Each individual will have a PBS plan in place written by a behaviour specialist in line with the PBS competency framework. It aims to increase quality of life and minimise or eliminate behaviours that are challenging to support by modifying the person’s social, programmatic and physical environments and teaching them new skills.  We write plans with agreement from all the key people in the person’s life.

Our behaviour support plans include:

  1. Possible reasons for behaviours that challenge
  2. Proactive strategies – to support positively on a day to day basis to ensure needs are being met.
  3. Potential triggers to behaviours and how to minimise their impact
  4. Active strategies – strategies designed to prevent behaviours from escalating focussing on de-escalation, redirection and distraction.
  5. Description of behaviours that challenge
  6. Reactive strategies – strategies designed in response to situations of risk. They involve managing a challenging situation in order to minimise the immediate risk and keep everyone safe.
  7. Recovery – strategies to support recovery following an incident.

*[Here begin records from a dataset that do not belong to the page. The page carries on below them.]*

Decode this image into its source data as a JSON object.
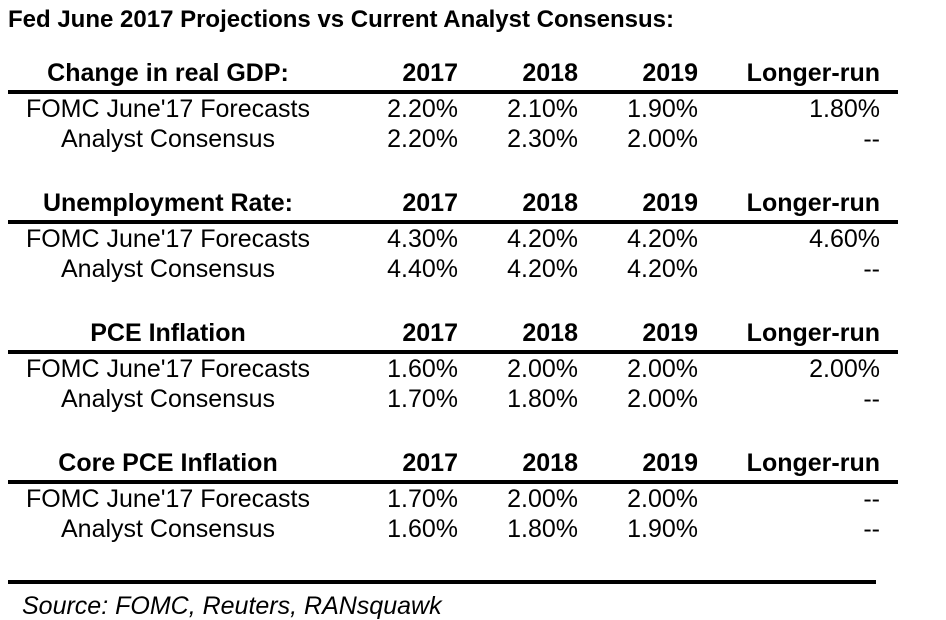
{
  "chart_data": {
    "type": "table",
    "title": "Fed June 2017 Projections vs Current Analyst Consensus:",
    "columns": [
      "2017",
      "2018",
      "2019",
      "Longer-run"
    ],
    "sections": [
      {
        "label": "Change in real GDP:",
        "rows": [
          {
            "label": "FOMC June'17 Forecasts",
            "values": [
              "2.20%",
              "2.10%",
              "1.90%",
              "1.80%"
            ]
          },
          {
            "label": "Analyst Consensus",
            "values": [
              "2.20%",
              "2.30%",
              "2.00%",
              "--"
            ]
          }
        ]
      },
      {
        "label": "Unemployment Rate:",
        "rows": [
          {
            "label": "FOMC June'17 Forecasts",
            "values": [
              "4.30%",
              "4.20%",
              "4.20%",
              "4.60%"
            ]
          },
          {
            "label": "Analyst Consensus",
            "values": [
              "4.40%",
              "4.20%",
              "4.20%",
              "--"
            ]
          }
        ]
      },
      {
        "label": "PCE Inflation",
        "rows": [
          {
            "label": "FOMC June'17 Forecasts",
            "values": [
              "1.60%",
              "2.00%",
              "2.00%",
              "2.00%"
            ]
          },
          {
            "label": "Analyst Consensus",
            "values": [
              "1.70%",
              "1.80%",
              "2.00%",
              "--"
            ]
          }
        ]
      },
      {
        "label": "Core PCE Inflation",
        "rows": [
          {
            "label": "FOMC June'17 Forecasts",
            "values": [
              "1.70%",
              "2.00%",
              "2.00%",
              "--"
            ]
          },
          {
            "label": "Analyst Consensus",
            "values": [
              "1.60%",
              "1.80%",
              "1.90%",
              "--"
            ]
          }
        ]
      }
    ],
    "source": "Source: FOMC, Reuters, RANsquawk",
    "layout": {
      "label_column_align": "center",
      "value_columns_align": "right",
      "header_rule": "thick-black",
      "source_rule": "thick-black"
    }
  },
  "colors": {
    "text": "#000000",
    "background": "#ffffff",
    "rule": "#000000"
  }
}
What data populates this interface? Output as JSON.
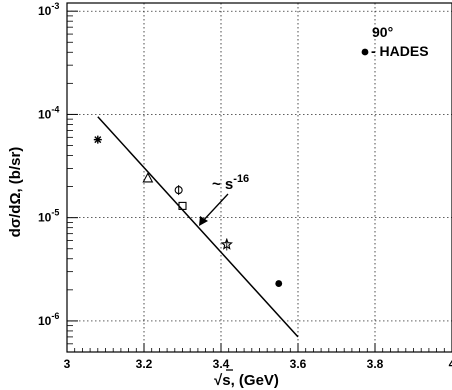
{
  "chart_data": {
    "type": "scatter",
    "xlabel": "√s, (GeV)",
    "ylabel": "dσ/dΩ, (b/sr)",
    "xlim": [
      3,
      4
    ],
    "ylim": [
      5e-07,
      0.0012
    ],
    "y_scale": "log",
    "grid": true,
    "x_ticks": [
      "3",
      "3.2",
      "3.4",
      "3.6",
      "3.8",
      "4"
    ],
    "y_ticks": [
      {
        "value": 0.001,
        "base": "10",
        "exp": "-3"
      },
      {
        "value": 0.0001,
        "base": "10",
        "exp": "-4"
      },
      {
        "value": 1e-05,
        "base": "10",
        "exp": "-5"
      },
      {
        "value": 1e-06,
        "base": "10",
        "exp": "-6"
      }
    ],
    "series": [
      {
        "marker": "asterisk",
        "points": [
          {
            "x": 3.08,
            "y": 5.7e-05
          }
        ]
      },
      {
        "marker": "triangle",
        "points": [
          {
            "x": 3.21,
            "y": 2.4e-05
          }
        ]
      },
      {
        "marker": "circle-bar",
        "points": [
          {
            "x": 3.29,
            "y": 1.85e-05
          }
        ]
      },
      {
        "marker": "square",
        "points": [
          {
            "x": 3.3,
            "y": 1.3e-05
          }
        ]
      },
      {
        "marker": "star",
        "points": [
          {
            "x": 3.415,
            "y": 5.5e-06
          }
        ]
      },
      {
        "marker": "filled-circle",
        "name": "HADES",
        "points": [
          {
            "x": 3.55,
            "y": 2.3e-06
          }
        ]
      }
    ],
    "fit_line": {
      "label_base": "~ s",
      "label_exp": "-16",
      "points": [
        {
          "x": 3.08,
          "y": 9.5e-05
        },
        {
          "x": 3.6,
          "y": 7e-07
        }
      ]
    },
    "legend": {
      "title": "90°",
      "items": [
        {
          "marker": "filled-circle",
          "label": "- HADES"
        }
      ],
      "placement": "top-right"
    }
  }
}
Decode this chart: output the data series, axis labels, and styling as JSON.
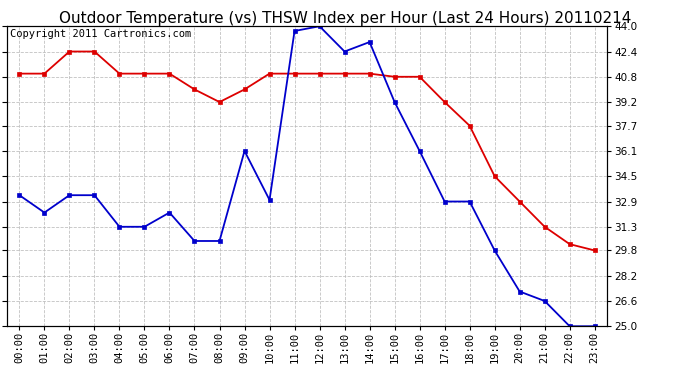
{
  "title": "Outdoor Temperature (vs) THSW Index per Hour (Last 24 Hours) 20110214",
  "copyright": "Copyright 2011 Cartronics.com",
  "x_labels": [
    "00:00",
    "01:00",
    "02:00",
    "03:00",
    "04:00",
    "05:00",
    "06:00",
    "07:00",
    "08:00",
    "09:00",
    "10:00",
    "11:00",
    "12:00",
    "13:00",
    "14:00",
    "15:00",
    "16:00",
    "17:00",
    "18:00",
    "19:00",
    "20:00",
    "21:00",
    "22:00",
    "23:00"
  ],
  "red_data": [
    41.0,
    41.0,
    42.4,
    42.4,
    41.0,
    41.0,
    41.0,
    40.0,
    39.2,
    40.0,
    41.0,
    41.0,
    41.0,
    41.0,
    41.0,
    40.8,
    40.8,
    39.2,
    37.7,
    34.5,
    32.9,
    31.3,
    30.2,
    29.8
  ],
  "blue_data": [
    33.3,
    32.2,
    33.3,
    33.3,
    31.3,
    31.3,
    32.2,
    30.4,
    30.4,
    36.1,
    33.0,
    43.7,
    44.0,
    42.4,
    43.0,
    39.2,
    36.1,
    32.9,
    32.9,
    29.8,
    27.2,
    26.6,
    25.0,
    25.0
  ],
  "red_color": "#dd0000",
  "blue_color": "#0000cc",
  "bg_color": "#ffffff",
  "grid_color": "#bbbbbb",
  "ylim": [
    25.0,
    44.0
  ],
  "yticks": [
    25.0,
    26.6,
    28.2,
    29.8,
    31.3,
    32.9,
    34.5,
    36.1,
    37.7,
    39.2,
    40.8,
    42.4,
    44.0
  ],
  "title_fontsize": 11,
  "copyright_fontsize": 7.5,
  "tick_fontsize": 7.5,
  "marker": "s",
  "markersize": 3.5
}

We then review and monitor behaviour support plans for:

  1. levels of behaviour
  2. quality of life, including learning new skills
  3. the use of psychotropic medication (medication that changes behaviour or mood)
  4. use of physical intervention
  5. how accurately the plan is being used.

Goals identified as part of the behaviour support programme are set as outcomes with the person we support and support colleagues, in line with their overarching person-centred support plan.

Referrals and funding

Following initial screening, we will provide a bespoke assessment of planned support and cost.

We expect the cost to fall over time as the person becomes more independent, leading to complete fade out of behaviour support.

Partners and frameworks

Our commissioners include Local Authorities and the NHS. Much of our work is jointly commissioned.

We work through Multi-disciplinary teams and in the context of the Mental Health Act (2007), Mental Health Code of Practice (2015 Mental Capacity Act (2005), Health and Social Care Act (2012), Care Act, Human Rights Act (2010), Equality Act (2010), and the Health and Safety at Work Act (1974), among others.